I cambiamenti che inevitabilmente sopraggiungono dopo la nascita di un figlio, possono comportare talvolta una vera e propria “crisi” legata a tutte le modificazioni fisiche, emotive e sociali che il divenire madre comporta. Sempre con più frequenza si parla di depressione post partum che secondo i rapporti ISTAT del 2016, nel mondo occidentale, colpisce circa il 10/15% delle donne che partoriscono. Si definisce “depressione post partum” se ha inizio entro le prime settimane successive al parto.

Nei giorni successivi al parto molte donne manifestano sintomi depressivi, comuni e transitori. Lo psicoanalista Donald Winnicott chiamò questa condizione baby blues. Ben più sfiancanti e duraturi sono i sintomi della depressione post partum che possono manifestarsi anche per un anno. La depressione post-partum sembra interessare non solo le donne. La letteratura più recente, in questo clima di profondo cambiamento culturale e sociale, inizia a considerare che anche gli uomini possono accusare i sintomi classici della depressione dopo la nascita di un figlio: ansia e senso di colpevolezza immotivati, paura, panico, senso di inadeguatezza e di inefficacia rispetto a ciò che accade, insonnia, crisi di pianto.

La transizione allo stato di genitore appare un percorso complesso per entrambe le figure, che probabilmente ha a che fare con una rielaborazione degli aspetti più nucleari che ci rappresentano in quanto persone. Difronte alla natalità, nella dinamica generazionale avviene una riorganizzazione di posti e ruoli: figlia e figlio diventano madre e padre e i genitori accedono alla condizione di nonni.
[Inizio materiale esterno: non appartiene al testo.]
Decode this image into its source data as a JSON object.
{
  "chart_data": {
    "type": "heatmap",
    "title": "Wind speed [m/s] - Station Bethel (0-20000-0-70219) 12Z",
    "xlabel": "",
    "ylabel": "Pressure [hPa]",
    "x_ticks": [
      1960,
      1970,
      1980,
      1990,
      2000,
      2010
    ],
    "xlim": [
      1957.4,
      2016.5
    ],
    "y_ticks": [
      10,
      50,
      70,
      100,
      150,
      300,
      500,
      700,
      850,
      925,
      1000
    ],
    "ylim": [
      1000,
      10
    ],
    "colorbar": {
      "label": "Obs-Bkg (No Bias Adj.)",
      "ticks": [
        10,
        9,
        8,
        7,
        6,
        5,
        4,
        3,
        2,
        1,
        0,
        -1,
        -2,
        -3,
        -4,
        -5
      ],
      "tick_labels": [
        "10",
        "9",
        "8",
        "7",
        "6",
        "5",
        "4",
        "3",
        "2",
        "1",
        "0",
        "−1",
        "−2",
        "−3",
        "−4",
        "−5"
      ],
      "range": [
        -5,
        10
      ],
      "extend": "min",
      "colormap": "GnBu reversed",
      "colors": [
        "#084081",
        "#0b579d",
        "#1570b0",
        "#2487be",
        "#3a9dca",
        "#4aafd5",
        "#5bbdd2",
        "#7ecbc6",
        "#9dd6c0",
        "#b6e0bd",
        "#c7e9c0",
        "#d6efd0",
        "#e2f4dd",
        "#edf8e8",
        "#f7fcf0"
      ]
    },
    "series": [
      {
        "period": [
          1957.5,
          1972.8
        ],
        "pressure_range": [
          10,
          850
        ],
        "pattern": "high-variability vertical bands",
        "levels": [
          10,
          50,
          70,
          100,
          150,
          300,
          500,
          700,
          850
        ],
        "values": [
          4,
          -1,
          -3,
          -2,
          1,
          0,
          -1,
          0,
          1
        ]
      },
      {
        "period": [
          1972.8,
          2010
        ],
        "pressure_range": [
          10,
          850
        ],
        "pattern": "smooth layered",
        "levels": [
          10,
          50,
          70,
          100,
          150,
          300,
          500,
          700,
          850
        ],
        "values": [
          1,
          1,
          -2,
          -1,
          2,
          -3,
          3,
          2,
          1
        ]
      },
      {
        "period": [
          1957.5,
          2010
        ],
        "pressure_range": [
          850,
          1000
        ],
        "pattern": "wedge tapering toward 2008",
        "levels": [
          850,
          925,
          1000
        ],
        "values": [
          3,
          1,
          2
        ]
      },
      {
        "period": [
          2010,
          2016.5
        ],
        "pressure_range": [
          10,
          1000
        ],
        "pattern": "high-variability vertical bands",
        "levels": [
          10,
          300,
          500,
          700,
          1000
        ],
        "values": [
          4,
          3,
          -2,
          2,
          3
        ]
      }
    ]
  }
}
La Medicina ha studiato molto il fenomeno della depressione post partum fornendo varie ipotesi legate a disequilibri e cambiamenti ormonali. Sono stati poi riconosciuti fattori di origine psicologica che possono concorrere alla comparsa di questo disturbo come ad esempio:

  • il cambiamento di ruolo della donna in ambito sociale e familiare
  • il timore di non riuscire ad adeguarsi alle aspettative sociali legate alla maternità
  • la sensazione di sentirsi continuamente non adeguate a portare avanti il compito richiesto
  • la sensazione di non poter più essere la stessa persona di prima
  • i cambiamenti nella relazione con il proprio compagno
  • le modificazioni del proprio corpo
  • la sensazione di sentirsi completamente sole
  • la sensazione di non capire le richieste e i bisogni del proprio bambino
  • la sensazione di essere delle cattive madri
  • la difficoltà a prendersi cura di un bambino che dipenderà completamente dalla mamma, la quale per tutta la vita avrà questa 

I sintomi della depressione post partum ricordano quelli di un episodio depressivo quali umore depresso e perdita di interesse o piacere per le attività. L’esordio è però nel periodo successivo al parto. In aggiunta a questi la donna si sente stanca, inadeguata nei confronti delle richieste del piccolo, priva di valore, colpevole di non valere nulla, di essere fallita o inutile. La sensazione più comune è quella di non farcela più. Possono essere presenti cambiamenti nell’appetito, disturbi del sonno, agitazione e irrequietezza o all’opposto riduzione dell’energia, facile affaticabilità e spossatezza.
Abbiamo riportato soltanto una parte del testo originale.